Они вошли въ маленькую голую комнату, гдѣ буквально ничего не было, кромѣ низкой походной кровати, полотно которой провисло, точно дно лодки, да ночного столика съ табуреткой. Рафальскій отодвинулъ ящикъ столика и досталъ деньги.
— Очень радъ служить вамъ, подпоручикъ, очень радъ. Ну, вотъ… какія еще тамъ благодарности!.. Пустое… Я радъ… Заходите, когда есть время. Потолкуемъ.
Выйдя на улицу, Ромашовъ тотчасъ же наткнулся на Вѣткина. Усы у Павла Павловича были лихо растрепаны, а фуражка съ приплюснутыми на бокахъ, для франтовства, полями ухарски сидѣла набекрень.
— А-а! Принцъ Гамлетъ!—крикнулъ радостно Вѣткинъ.—Откуда и куда? Фу, чортъ, вы сіяете, точно именинникъ.
— Я и есть именинникъ,—улыбнулся Ромашовъ.
— Да? А вѣдь и вѣрно: Георгій и Александра. Божественно. Позвольте заключить въ пылкія объятія!
Они тутъ же, на улицѣ, крѣпко расцѣловались.
— Можетъ-быть, по этому случаю зайдемъ въ собраніе? Вонзимъ точію по единой, какъ говоритъ нашъ великосвѣтскій другъ Арчаковскій?—предложилъ Вѣткинъ.
— Не могу, Павелъ Павлычъ. Тороплюсь. Впрочемъ, кажется, вы сегодня уже подрѣзвились?
— О-о-о!—Вѣткинъ значительно и гордо кивнулъ подбородкомъ вверхъ.—Я сегодня продѣлалъ такую комбинацію, что у любого министра финансовъ животъ бы заболѣлъ отъ зависти.
— Именно?
Комбинація Вѣткина оказалась весьма простой, но не лишенной остроумія, при чемъ главное участіе въ ней принималъ полковой портной Хаимъ. Онъ взялъ отъ Вѣткина расписку въ полученіи мундирной пары, но на самомъ дѣлѣ изобрѣтательный Павелъ Павловичъ получилъ отъ портного не мундиръ, а тридцать рублей наличными деньгами.
— И въ концѣ концовъ оба мы остались довольны,—говорилъ ликующій Вѣткинъ:—и жидъ доволенъ, потому что вмѣсто своихъ тридцати рублей получитъ изъ обмундировальной кассы сорокъ пять, и я доволенъ, потому что взогрѣю сегодня въ собраніи всѣхъ этихъ игрочишекъ. Что̀? Ловко обстряпано?

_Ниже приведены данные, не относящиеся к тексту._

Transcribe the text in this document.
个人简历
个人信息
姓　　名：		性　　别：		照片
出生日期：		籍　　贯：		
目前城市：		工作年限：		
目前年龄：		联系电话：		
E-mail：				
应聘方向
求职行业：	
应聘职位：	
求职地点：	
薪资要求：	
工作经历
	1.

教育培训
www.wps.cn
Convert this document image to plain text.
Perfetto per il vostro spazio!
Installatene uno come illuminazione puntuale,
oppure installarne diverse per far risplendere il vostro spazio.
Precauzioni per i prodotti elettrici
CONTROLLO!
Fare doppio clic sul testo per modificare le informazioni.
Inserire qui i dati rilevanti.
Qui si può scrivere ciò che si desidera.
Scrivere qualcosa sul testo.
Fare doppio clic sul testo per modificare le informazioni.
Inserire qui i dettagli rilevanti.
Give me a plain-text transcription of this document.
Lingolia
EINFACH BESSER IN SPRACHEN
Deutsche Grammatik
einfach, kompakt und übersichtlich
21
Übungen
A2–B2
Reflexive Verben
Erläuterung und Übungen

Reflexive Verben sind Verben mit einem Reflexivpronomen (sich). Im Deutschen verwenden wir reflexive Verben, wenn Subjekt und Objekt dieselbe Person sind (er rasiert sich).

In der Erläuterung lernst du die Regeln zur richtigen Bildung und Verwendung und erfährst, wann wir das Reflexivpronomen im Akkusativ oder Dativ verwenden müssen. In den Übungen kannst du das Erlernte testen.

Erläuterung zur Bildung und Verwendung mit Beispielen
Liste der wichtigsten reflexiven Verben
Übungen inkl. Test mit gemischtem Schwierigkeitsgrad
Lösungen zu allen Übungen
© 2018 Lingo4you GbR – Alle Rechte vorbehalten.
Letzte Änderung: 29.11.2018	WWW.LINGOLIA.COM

— Ловко!—согласился Ромашовъ.—Приму къ свѣдѣнію на слѣдующій разъ. Однако прощайте, Павелъ Павлычъ. Желаю счастливой карты.
Они разошлись. Но черезъ минуту Вѣткинъ окликнулъ товарища. Ромашовъ обернулся.
— Звѣринецъ смотрѣли?—лукаво спросилъ Вѣткинъ, указывая черезъ плечо большимъ пальцемъ на домъ Рафальскаго.
Ромашовъ кивнулъ головой и сказалъ съ убѣжденіемъ:
— Бремъ у насъ славный человѣкъ. Такой милый!
— Что̀ и говорить!—согласился Вѣткинъ.—Только—психъ!